Fibromyalgia… it’s more than just minor aches and pains
Fibromyalgia Worsens Psoriatic Arthritis Outcomes
Caitlyn Fitzpatrick writing in MD reported on a recent study. Published in The Journal of Rheumatology, the researchers looked at 73 patients with psoriatic arthritis. Forty-two participants (57.5%) were females and the average age was nearly 52. Clinical disease activity was measured using multiple different scales. Also, using the American College of Rheumatism criteria, fibromyalgia was diagnosed in 13 patients (17.8%) – 12 of which were female.
Twenty-six patients (43.3%) with just psoriatic arthritis met the criteria for minimal disease activity, however, none of the participants who had fibromyalgia did.
The big takeaway here is that the presence of fibromyalgia worsened all psoriatic arthritis disease activity scores.
Comment: Not surprising. The association of fibromyalgia with all forms of inflammatory arthritis is not a good combination.

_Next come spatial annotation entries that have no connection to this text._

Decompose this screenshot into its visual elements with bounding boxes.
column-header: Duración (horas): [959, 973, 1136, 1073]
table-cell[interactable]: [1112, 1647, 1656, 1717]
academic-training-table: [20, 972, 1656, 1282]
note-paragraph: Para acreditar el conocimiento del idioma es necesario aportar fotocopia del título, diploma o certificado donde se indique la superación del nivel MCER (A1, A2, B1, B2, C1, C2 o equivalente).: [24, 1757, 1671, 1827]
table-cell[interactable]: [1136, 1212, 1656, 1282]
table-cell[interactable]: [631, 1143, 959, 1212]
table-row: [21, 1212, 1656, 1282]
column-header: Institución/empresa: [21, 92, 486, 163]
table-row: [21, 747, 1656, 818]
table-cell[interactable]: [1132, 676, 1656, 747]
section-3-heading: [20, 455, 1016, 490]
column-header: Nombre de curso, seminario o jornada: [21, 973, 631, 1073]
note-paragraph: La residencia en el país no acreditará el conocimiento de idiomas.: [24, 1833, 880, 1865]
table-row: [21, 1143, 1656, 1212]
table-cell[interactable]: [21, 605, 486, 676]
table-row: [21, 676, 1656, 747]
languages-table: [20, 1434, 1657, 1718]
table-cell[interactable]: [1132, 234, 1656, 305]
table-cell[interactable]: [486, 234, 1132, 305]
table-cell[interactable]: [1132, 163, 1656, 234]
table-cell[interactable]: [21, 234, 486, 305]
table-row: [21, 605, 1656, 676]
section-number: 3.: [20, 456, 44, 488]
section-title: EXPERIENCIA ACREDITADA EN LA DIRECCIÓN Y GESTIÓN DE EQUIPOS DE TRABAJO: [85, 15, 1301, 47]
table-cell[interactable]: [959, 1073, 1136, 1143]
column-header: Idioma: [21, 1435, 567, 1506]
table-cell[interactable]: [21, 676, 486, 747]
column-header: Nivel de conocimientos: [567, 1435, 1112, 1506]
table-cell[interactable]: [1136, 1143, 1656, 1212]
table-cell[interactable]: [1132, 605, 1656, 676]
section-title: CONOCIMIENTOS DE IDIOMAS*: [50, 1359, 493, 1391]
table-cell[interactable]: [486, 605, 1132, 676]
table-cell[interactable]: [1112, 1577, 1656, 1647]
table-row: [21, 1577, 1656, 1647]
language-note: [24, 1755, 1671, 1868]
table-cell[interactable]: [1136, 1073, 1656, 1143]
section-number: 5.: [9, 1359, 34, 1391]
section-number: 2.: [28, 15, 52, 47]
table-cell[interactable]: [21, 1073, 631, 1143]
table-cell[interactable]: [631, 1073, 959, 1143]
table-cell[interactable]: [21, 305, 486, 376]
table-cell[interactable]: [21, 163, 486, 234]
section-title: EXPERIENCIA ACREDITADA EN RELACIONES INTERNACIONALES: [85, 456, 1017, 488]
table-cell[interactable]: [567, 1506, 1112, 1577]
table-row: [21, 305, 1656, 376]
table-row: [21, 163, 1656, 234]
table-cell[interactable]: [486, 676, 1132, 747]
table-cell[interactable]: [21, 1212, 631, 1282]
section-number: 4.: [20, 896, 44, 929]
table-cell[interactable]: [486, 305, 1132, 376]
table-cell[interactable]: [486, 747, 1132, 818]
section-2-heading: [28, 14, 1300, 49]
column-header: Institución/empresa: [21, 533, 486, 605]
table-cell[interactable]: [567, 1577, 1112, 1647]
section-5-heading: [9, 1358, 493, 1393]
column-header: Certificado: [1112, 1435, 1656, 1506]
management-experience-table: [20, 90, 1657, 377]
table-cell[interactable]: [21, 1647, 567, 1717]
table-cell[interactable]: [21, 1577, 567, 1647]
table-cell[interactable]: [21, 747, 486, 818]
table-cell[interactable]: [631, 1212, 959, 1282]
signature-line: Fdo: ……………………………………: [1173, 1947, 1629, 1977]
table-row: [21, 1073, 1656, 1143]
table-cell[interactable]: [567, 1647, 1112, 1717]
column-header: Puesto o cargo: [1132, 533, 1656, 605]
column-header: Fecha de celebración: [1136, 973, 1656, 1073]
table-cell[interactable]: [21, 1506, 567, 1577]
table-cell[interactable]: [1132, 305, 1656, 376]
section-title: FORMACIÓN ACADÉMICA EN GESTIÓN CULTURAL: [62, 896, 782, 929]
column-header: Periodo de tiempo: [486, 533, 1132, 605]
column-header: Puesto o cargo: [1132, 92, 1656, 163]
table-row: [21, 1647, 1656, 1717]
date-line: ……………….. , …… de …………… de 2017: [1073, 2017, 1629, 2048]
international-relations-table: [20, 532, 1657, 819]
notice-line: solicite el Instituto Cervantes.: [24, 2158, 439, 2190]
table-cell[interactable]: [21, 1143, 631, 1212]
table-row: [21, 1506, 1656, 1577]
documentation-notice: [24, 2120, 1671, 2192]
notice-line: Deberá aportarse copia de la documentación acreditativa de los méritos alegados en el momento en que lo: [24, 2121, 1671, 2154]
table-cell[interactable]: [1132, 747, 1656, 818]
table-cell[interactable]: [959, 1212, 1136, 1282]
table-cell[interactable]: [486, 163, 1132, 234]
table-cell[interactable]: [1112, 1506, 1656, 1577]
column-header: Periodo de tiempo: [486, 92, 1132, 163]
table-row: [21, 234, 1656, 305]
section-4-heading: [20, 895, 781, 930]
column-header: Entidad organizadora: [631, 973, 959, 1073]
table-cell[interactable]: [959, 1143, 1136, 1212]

If you have fibromyalgia, you no doubt have tried many treatments. Have you ever wondered if there is something that is not a pill, is relatively safe, and definitely effective? While some physicians are skeptical about this one form of treatment, a recent study has shown that there is hope… next
Acupuncture Can Relieve Fibromyalgia Pain, If It’s Tailored Per Patient
Caitlyn Fitzpatrick writing in MD reported according to a new study, scientists have figured out the factor that separates successes from failure with acupuncture in fibromyalgia.
It was just recently that a study conducted in Brazil concluded that acupuncture does not relieve pain in women with fibromyalgia. However, like many other studies, this one looked at the effects of standard acupuncture treatment. A new analysis by researchers in Spain found that the therapy does alleviate pain – when it’s individualized for each patient.
The cohort included 153 patients with fibromyalgia who were at least 18 years old. The participants were randomly assigned to either receive individualized acupuncture or simulated “fake” acupuncture. Each treatment consisted of one 20-minute session per week for 10 weeks, and they also used pain medication.
“This treatment produced an improvement in the participants’ condition, reflected by a reduction in pain intensity and enhanced functional capacity and quality of life after the intervention and during the follow up period,” the authors summed up in Acupuncture in Medicine. Side effects were mild and not common.
Previous studies have not observed these kinds of outcomes because they focused on standardized acupuncture as opposed to individualized treatment.
Comment: I think the results definitely make sense.
Electricity… it’s not just for breakfast anymore… next
NIH, pharmaceutical companies fund research on “electroceuticals”
Sharon Begley writing in the Boston Globe reported that scientists across the world “are exploring the potential of devices dubbed electroceuticals to treat conditions from heart failure and asthma to diabetes, incontinence, and arthritis.” The first of the new class of devices, “to treat obesity, reached the market this year, and the US government and drug companies are pouring tens of millions of dollars into further research.” This fall, the National Institutes of Health will announce “the first funding from its $248 million Stimulating Peripheral Activity to Relieve Conditions, or SPARC, program.”
Comment: Looks like we’ve come full circle. Electricity has been touted for its healing powers since the days of the medicine show charlatans.
So what is truly an effective treatment for fibromyalgia? Find out next…
Exercise May Activate Brain Centers Associated With Pain Modulation In Patients With Fibromyalgia.
Laird Harrison writing for Medscape reported that a study using functional MRI suggests that “exercise activates brain centers associated with pain modulation in patients with fibromyalgia and may prove an effective treatment.” Investigators found that “the brain scans showed significantly greater activity in the patients’ left anterior insulae after exercise than after rest.” The findings were presented at the American Pain Society 34th Annual Scientific Meeting.
Comment: Not a surprising finding. The three legs of an effective fibromyalgia treatment program are medications, cognitive behavioral therapy, and exercise.
Which patients should be extra cautious about getting joint replacement? Next…
Total Hip or Knee Replacement Not Recommended for Some Patients With Fibromyalgia-Like Symptoms
Rosemary Frei writing in Pain Medicine News reported total hip or knee replacement is not advisable for some patients with both severe hip or knee pain and fibromyalgia-like symptoms, according to a new analysis of predictors of pain outcomes after total knee and hip arthroplasty.
Researchers focused on the pain scores of 635 patients with fibromyalgia-like symptoms—but not necessarily a clinical diagnosis of fibromyalgia—before arthroplasty and six months after. The study indicated that a patient self-report survey for the assessment of fibromyalgia was the only statistically significant predictor of patients who had long-term postoperative pain as measured by the Western Ontario and McMaster Universities Osteoarthritis Index (WOMAC) pain subscale and other tools.
Comment: This is a phenomenon reported by others and comes as no surprise.